In theory, young people working in the financial services industry should be rich. After all, they're earning anything from £100k ($152k) to £130k a year by their mid-to-late 20s - far more than anyone any other industry which entails sitting at a desk and staring at a screen.
However, as the sorry story of ex-UBS MD and gambling addict Stuart Jones suggests, not everyone who works in finance has phenomenal wealth. Many spend most of their income as they go along. One of Jones' victims was Marcus Hurst, a former VP and director in structured products at J.P. Morgan, SocGen, RBS and Merrill Lynch. Jones blew Hurst's £120k ($183k) of 'life savings and redundancy money'. That's a lot, but not necessarily when you've been working in banking for 16 years until 2014, as Hurst had (although admittedly he may own a large house in London).
And yet it is possible to save large amounts of money when you work in banking. One associate in IBD told us several people in his team have saved six-figure sums over a three-year period. Here's how he and other young bankers (speaking anonymously) suggest you do it.
Living in central London or Manhattan is expensive. Most of the juniors we spoke to said they live in cheap areas to reduce their rent. "I live in Ealing and I pay around £1.2k a month," says one private equity junior. "An equivalent place centrally would cost me £2k+ and my tube pass is only £140 each month, so I save money overall."
You have no need of your own place when you're a junior in banking. "Some people live with their parents and don't pay rent," says the private equity junior. "Don't spend cash on rent and always opt for sharing because if you're junior you're not going to see your flatmate much anyway," says the associate. "I only pay £900 a month with a marina view and yet I only live 10 minutes from Bank Station and within walking distance of Canary Wharf. If I lived alone in Canary Wharf or in West London, I'd be paying £1.3k to £1.5k+. Instead, I save the majority of my cash."
If you work past 8pm (although this is getting later), most banks will still allow you to expense a dinner. There are tales of people getting free lobster and steak using this method. If you work past 9pm, you can also get a free taxi home.
"I used to attend Bloomberg events so I could eat dinner when I had no money," says one ex-structurer.
There's nothing wrong with spending money, but spend it on things you'll appreciate. "I don't do careless buys," says the associate. "I love my watches and will spend £3k+ on one, but I wouldn't go for an £800 custom made suit."
Now that banks are enforcing time out of the office, juniors are compelled to take holidays. "Opt for long holidays," advises the associate. "Tickets are more expensive to Asia compared to Ibiza but you have better hotels, amazing food and good nightlife at a fraction of the cost. Or you can always choose Greece, which is much more beautiful than Spain/Italy/France and way cheaper."
"I shop at the low cost food stores," says the structurer. "At Asda [the UK version of Walmart], you can get 1kg of halal chicken for £6. - That's really good when you're training on a budget."

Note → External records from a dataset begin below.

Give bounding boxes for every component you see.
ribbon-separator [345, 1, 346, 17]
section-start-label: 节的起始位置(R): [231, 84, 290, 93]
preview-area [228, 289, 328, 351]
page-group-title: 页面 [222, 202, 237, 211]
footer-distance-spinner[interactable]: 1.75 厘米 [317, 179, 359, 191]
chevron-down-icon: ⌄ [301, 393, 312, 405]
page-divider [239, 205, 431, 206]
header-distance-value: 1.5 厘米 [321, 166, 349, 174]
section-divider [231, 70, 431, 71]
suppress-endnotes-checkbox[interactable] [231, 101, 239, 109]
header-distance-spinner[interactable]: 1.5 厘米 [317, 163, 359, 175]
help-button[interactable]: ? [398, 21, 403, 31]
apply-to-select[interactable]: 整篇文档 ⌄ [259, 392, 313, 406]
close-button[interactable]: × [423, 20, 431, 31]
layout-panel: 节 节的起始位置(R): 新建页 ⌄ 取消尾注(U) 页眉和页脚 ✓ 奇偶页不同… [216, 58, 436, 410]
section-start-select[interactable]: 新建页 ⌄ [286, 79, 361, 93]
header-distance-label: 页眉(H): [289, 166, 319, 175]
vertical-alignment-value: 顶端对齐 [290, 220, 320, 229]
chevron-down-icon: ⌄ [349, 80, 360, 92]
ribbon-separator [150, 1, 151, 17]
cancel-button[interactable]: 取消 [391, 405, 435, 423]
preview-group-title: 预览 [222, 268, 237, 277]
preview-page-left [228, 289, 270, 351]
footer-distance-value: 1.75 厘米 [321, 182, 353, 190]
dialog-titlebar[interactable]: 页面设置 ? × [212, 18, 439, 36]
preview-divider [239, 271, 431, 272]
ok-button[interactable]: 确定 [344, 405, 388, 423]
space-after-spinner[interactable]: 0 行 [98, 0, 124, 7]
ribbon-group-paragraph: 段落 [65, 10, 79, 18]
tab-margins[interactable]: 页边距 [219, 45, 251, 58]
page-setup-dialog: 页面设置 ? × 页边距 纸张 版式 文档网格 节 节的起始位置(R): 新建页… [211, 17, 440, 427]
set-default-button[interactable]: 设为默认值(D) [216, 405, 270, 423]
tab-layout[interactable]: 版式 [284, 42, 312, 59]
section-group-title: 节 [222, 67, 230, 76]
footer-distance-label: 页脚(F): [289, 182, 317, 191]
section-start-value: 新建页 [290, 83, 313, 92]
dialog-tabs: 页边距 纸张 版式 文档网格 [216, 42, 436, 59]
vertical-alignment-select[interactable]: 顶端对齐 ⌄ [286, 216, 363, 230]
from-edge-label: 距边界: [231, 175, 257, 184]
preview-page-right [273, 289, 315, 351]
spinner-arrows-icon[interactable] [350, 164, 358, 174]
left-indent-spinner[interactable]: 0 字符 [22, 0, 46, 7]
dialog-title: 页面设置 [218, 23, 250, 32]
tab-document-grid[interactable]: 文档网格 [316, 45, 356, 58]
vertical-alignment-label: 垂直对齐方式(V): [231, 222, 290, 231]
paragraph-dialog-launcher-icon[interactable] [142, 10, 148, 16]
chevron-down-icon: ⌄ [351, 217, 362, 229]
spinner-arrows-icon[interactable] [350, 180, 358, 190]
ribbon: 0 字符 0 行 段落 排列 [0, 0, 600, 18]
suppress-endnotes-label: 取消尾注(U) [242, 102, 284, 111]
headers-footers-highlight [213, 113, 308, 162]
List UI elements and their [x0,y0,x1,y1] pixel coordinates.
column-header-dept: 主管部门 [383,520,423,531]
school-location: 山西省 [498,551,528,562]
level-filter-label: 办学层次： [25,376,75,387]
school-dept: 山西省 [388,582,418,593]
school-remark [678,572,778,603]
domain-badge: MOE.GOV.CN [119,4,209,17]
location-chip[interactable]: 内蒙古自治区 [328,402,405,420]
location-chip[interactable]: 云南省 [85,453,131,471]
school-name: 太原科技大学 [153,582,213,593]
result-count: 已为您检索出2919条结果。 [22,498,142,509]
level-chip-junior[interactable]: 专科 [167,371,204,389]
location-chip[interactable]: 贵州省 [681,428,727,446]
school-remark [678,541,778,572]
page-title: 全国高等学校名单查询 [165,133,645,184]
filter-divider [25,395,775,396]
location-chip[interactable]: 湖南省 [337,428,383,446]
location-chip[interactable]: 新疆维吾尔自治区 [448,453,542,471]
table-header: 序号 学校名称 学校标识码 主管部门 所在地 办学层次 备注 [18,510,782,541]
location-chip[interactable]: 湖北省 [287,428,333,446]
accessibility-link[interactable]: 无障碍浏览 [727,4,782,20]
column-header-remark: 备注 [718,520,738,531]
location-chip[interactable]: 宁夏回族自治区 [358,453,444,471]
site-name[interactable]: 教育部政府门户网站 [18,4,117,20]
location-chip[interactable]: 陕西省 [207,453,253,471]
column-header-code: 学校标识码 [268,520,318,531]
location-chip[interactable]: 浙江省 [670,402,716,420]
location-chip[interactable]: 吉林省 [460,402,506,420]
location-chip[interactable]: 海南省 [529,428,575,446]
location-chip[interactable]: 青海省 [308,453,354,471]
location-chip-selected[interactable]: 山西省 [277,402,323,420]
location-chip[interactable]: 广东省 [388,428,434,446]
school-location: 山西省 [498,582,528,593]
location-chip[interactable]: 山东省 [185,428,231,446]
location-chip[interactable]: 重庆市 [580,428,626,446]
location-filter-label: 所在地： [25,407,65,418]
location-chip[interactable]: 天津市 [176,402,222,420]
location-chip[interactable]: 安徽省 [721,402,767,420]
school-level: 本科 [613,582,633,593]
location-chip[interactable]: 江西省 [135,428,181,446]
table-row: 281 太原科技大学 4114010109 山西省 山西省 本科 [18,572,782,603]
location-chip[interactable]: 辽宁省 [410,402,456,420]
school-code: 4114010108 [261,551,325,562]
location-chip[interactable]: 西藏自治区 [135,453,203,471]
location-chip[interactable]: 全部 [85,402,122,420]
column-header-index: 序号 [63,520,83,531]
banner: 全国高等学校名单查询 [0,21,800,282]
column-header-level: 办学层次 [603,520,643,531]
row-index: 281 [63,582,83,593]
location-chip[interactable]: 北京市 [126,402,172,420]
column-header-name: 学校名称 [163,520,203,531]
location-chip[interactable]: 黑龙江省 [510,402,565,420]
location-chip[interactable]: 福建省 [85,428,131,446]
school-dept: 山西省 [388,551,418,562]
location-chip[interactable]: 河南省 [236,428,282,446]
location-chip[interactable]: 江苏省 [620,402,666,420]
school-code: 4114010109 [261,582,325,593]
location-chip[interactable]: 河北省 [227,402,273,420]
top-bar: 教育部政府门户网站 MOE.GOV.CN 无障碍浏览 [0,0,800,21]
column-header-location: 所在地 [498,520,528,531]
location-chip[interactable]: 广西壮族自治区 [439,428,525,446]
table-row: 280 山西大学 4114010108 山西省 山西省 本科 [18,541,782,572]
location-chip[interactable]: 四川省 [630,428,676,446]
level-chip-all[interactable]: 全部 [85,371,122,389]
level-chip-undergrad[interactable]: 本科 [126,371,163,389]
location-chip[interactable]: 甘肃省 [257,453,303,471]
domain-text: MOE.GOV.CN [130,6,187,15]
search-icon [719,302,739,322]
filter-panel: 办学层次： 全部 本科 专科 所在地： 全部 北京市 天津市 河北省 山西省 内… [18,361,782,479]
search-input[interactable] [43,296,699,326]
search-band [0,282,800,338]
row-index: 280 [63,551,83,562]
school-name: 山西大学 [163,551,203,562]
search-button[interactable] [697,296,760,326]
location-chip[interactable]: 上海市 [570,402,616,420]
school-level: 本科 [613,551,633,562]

"I buy smart casual clothes that I can wear out and to work," says the structurer. "I buy Gap trousers for £30 and pay £10 to have them tailored so that they fit better. The fit makes your appearance much smarter and this works out much better than buying expensive clothes off the peg."
It's hard to do a side job if you're already working an 80-hour week, but some juniors seem to manage it. "You can earn extra money using your skills," says the structurer. "It might be tutoring, building a website, translating, or offering sports coaching. Never offer to do something for free."
One more senior M&A banker says he always use loyalty cards to buy his coffees. The private equity junior says he always uses vouchers when eating out.
A rates sales analyst says he saves money by not having a broadband connection in his house. "I have unlimited internet on my phone, which I use for most things. If I do need to use my laptop I simply tether my phone and use that connection which is more than sufficient."
Finally, most of the young bankers we spoke to were busy maximizing the returns on the money they saved. "Invest your money and go for home runs," says the associate. "We started in 2012, when markets were lower and were able to double or triple our money. It's more difficult now that markets are sky high."
"We invest additional money in peer-to-peer lending platforms to get higher interest rates and our boost disposable income," adds the private equity junior. "We also make use of tax-free ISA accounts and use them to buy index trackers and stocks."